After Left-wing strikers brought down campuses, students could receive partial tuition fees refunds.
The Office for Students said compensation for cancelled classes may be ‘appropriate’ after the three-day walkout began yesterday.
They also warned universities that fines could be imposed on them if the strike caused a reduction in education quality. The strike involves over 50,000 employees at 58 campuses.
An extremist Left faction, affiliated to the Socialist Workers Party, prompted the University and College Union’s strike.
After Left-wing strikers brought down campuses, students could receive partial tuition fees refunds
The Office for Students said compensation for cancelled classes may be ‘appropriate’ after the three-day walkout began yesterday
It is the latest blow to students, who pay £9,250 a year and already missed months of face-to-face tuition during the pandemic.

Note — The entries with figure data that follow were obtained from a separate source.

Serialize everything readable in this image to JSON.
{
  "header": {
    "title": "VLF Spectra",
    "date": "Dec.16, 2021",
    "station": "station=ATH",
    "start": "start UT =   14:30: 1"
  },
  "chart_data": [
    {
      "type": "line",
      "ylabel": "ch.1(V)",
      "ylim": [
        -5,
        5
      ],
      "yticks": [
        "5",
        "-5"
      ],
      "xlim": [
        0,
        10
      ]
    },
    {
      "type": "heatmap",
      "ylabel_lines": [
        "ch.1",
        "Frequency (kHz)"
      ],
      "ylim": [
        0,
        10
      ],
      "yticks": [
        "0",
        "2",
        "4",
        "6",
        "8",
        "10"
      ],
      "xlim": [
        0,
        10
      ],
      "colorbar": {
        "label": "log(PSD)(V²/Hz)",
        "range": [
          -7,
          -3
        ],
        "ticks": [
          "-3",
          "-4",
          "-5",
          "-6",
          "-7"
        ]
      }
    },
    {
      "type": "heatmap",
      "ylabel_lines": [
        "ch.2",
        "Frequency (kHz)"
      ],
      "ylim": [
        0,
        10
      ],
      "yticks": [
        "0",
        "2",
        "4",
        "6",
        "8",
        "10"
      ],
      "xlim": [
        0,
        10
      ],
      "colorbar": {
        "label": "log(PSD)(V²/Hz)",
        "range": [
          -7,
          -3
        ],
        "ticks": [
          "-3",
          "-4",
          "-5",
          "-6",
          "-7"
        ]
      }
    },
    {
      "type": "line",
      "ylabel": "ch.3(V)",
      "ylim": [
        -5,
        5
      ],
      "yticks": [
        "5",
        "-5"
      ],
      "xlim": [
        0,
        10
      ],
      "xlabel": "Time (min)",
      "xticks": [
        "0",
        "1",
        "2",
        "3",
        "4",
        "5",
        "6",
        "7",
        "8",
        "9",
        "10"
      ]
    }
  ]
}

Despite this, the radical National Union of Students (NUS) backed the walkout and was accused of ‘bullying’ youngsters by urging them not to ‘cross the picket’.
Protests were staged outside Goldsmiths University of London, Cambridge University, and Goldsmiths University of London. Meanwhile at Manchester University students joined the picket with red flags waving.
UCU general secretary Jo Grady threatened more strikes in the New Year, saying ‘the level of action seen today is just the beginning’.
Last night universities minister Michelle Donelan called on universities to ‘minimise disruption’ to students.
She said: ‘Students should be proud of the resilience they’ve shown throughout the pandemic.
‘Industrial action is the last thing students want or deserve – which is why today’s industrial action is so disappointing.’
In its reasons for the strike, the UCU said Universities UK (UUK), which represents vice chancellors, wants to change the Universities Superannuation (pension) Scheme based on a ‘flawed valuation’.
They also warned universities that fines could be imposed on them if the strike causes a reduction in education quality. The strike involves over 50,000 employees at 58 campuses
It is also demanding a £2,500 pay increase and the elimination of zero-hours contracts.
The action yesterday was prompted by the radical ‘UCU Left’ faction, which refused to compromise in negotiations with the universities.
According to UCU pension negotiators Dr Marion Hersh & Dr Deepagovindarajan Driver (Dr. Deepa Govindarajan drivers), they rebuffed the proposals via a blog.
A UUK spokesman said they had ‘undermined a union counter-proposal on pensions which could have brought a resolution’.
When contacted by the Daily Mail, the union said the attention paid to its UCU Left faction by UUK was a ‘deflection tactic’ intended to undermine the strikes.’